| HN Mirror

Y	Hacker News new \| ask \| show \| jobs

by nanoamp 2347 days ago

I can see the use-case and potential for ML in exfiltrating tables, but I'd be worried about the potential for decision-making mistakes in environments the author identifies, such as finance.

The example of TableNet using deep learning for table extraction on top of tesseract for OCR means two layers of ML, either of which could individually introduce pathologies without human oversight. It reminds me of the photocopier that changed numbers for you - https://www.theregister.co.uk/2013/08/06/xerox_copier_flaw_m...
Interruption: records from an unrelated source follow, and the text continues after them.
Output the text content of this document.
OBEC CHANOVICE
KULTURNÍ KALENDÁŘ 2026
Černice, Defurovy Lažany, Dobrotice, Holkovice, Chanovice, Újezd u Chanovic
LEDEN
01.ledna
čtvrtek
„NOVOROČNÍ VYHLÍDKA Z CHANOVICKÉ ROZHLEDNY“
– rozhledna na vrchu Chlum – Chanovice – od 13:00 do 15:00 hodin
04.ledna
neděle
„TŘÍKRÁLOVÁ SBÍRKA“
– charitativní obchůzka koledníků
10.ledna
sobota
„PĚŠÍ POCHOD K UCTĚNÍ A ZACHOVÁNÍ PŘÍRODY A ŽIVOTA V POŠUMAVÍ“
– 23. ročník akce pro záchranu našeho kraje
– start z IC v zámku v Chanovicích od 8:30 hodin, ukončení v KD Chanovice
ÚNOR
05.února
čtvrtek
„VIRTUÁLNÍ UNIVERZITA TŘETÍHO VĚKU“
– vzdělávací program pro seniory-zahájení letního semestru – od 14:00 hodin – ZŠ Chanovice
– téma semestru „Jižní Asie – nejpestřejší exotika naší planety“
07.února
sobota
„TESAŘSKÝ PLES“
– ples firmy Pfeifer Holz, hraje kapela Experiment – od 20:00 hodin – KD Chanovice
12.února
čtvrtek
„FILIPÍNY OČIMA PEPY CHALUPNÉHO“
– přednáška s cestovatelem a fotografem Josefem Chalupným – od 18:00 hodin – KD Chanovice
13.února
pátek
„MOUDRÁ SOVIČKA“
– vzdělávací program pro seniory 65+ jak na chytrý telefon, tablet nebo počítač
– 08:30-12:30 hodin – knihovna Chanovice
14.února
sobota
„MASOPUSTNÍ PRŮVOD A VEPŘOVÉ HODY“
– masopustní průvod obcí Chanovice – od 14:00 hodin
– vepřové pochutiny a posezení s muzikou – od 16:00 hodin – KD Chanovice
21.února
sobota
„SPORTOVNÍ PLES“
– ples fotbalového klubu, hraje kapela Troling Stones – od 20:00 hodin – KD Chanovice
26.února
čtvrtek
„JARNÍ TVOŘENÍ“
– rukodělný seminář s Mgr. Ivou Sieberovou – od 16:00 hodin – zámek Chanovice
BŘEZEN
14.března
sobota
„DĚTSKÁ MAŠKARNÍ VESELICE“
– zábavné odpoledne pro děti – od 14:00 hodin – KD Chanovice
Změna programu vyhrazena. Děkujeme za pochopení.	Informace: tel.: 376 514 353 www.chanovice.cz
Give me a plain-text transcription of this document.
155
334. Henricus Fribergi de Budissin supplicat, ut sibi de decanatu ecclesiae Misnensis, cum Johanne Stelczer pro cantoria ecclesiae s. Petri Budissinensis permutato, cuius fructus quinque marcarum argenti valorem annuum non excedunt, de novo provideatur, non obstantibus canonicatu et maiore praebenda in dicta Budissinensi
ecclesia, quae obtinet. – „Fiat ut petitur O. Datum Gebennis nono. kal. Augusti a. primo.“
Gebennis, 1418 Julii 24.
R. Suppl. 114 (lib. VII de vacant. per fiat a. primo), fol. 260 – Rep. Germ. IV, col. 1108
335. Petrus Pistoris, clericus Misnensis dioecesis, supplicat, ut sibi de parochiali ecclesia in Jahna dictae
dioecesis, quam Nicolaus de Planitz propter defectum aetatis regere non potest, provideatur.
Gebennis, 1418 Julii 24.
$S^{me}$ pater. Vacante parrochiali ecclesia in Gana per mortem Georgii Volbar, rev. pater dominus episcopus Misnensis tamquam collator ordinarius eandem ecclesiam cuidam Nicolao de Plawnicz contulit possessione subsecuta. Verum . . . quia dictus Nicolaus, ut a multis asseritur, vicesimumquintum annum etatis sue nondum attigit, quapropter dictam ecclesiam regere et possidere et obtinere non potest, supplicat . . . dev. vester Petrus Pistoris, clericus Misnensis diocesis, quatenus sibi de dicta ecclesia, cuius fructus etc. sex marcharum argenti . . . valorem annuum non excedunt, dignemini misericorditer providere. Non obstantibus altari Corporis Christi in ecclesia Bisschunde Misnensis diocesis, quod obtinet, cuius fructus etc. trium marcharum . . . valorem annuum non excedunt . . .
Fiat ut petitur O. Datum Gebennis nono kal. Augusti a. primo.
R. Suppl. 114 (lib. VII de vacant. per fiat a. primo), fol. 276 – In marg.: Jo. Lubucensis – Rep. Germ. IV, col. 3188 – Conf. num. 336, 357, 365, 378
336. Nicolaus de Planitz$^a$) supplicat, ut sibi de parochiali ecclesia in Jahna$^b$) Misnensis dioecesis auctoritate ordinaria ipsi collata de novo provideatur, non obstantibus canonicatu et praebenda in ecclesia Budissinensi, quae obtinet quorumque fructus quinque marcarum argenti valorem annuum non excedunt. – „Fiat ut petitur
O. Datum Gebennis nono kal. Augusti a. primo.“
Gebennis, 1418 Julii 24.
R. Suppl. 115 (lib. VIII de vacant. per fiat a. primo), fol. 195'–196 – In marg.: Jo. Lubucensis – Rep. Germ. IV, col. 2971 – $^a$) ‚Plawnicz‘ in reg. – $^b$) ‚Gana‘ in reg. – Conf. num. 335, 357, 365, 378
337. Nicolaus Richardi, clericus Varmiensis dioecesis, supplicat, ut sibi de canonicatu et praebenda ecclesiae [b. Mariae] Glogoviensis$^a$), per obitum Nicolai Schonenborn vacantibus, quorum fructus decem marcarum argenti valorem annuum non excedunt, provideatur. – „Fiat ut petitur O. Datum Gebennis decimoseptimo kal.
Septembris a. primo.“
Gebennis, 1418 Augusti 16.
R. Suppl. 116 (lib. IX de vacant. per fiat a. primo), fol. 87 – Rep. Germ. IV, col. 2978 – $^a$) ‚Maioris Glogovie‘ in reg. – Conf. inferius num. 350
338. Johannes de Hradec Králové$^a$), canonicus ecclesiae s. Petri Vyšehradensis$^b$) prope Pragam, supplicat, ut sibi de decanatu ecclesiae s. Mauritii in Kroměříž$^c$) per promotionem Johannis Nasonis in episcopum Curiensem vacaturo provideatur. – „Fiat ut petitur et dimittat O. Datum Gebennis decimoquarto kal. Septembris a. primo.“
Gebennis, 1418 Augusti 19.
If an ML engine was trained to be able to do things like look for totals and sub-totals in numerical tables and flag errors in summation, then that would clearly add more value in parsing for moderation (the use-case described at the end). But that doesn't seem to be something that's yet... on the table.

2 comments

fny 2347 days ago

There's a project from Microsoft Research that's really interesting which does just that:

https://www.microsoft.com/en-us/research/publication/melford...

link

nanoamp 2347 days ago

It looks like it's not quite the same thing, in that it identifies Excel values that should be formulae. It could be used in a pipeline with spreadsheets extracted by ML/OCR to reverse-engineer formulae though, which is an interesting prospect.

link

tastyminerals 2346 days ago

yes, that's why in financial domain you use rules with ML as fallback.

link